Re: While I’m not overly fond of the sort of unsubstantiated claims made by kaltkalt above, he did say “Nonbeliever” which insofar as Christianity is concerned encompasses Jews and heretics.

No, heretics are (Christian) believers, they’re just the wrong kind (c.f. Runciman’s book on the Albigensians, “The Medieval Manichee”.). Historical Christianity was much more frightened of heresy than of simple nonbelief, because the idea was that heretics change and corrupt the substance of the faith, rather than simply ‘not belonging’. That’s why Albigensians (and any other sort of heretics, right up until the Peace of Westphalia) were generally not extended even the limited tolerance allowed to Jews.

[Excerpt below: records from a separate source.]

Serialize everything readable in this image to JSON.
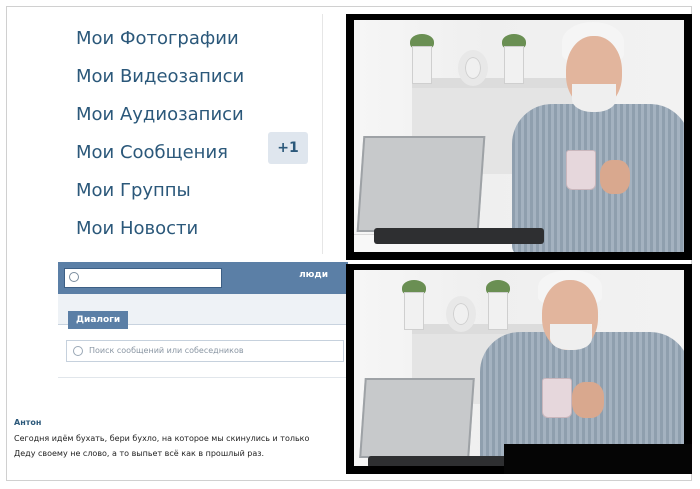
{
  "menu": {
    "items": [
      "Мои Фотографии",
      "Мои Видеозаписи",
      "Мои Аудиозаписи",
      "Мои Сообщения",
      "Мои Группы",
      "Мои Новости"
    ],
    "badge": "+1"
  },
  "vk": {
    "people_label": "люди",
    "tab_dialogs": "Диалоги",
    "search_placeholder": "Поиск сообщений или собеседников"
  },
  "comment": {
    "author": "Антон",
    "line1": "Сегодня идём бухать, бери бухло, на которое мы скинулись и только",
    "line2": "Деду своему не слово, а то выпьет всё как в прошлый раз."
  },
  "colors": {
    "vk_blue": "#5b7fa6",
    "link_blue": "#2b587a"
  }
}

He said “religionists,” not Christians. From the religious standpoint in general, Jews and heretics would not be included among “non-believers.”

There is evidence of the existence of atheists in the Old Testament. The line “The fool hath said in his heart, ‘There is no god,’” appears in both Psalms 14:1 and Psalms 53:1. However, this clearly implies individuals who thought it prudent to keep their disbelief to themselves, not the group of atheists requested in the OP.

Does the translation there refer to any deity, or just Yahweh? Someone who doesn’t believe in capital-G God might believe in Egyptian or Greek gods.

The original text apparently translates as “No God.” I’m not sure what word is used in the original for “God,” but it does not seem to be YHWH. The sense of the Psalm as a whole is that the fool thinks that there is no god judging or governing the world.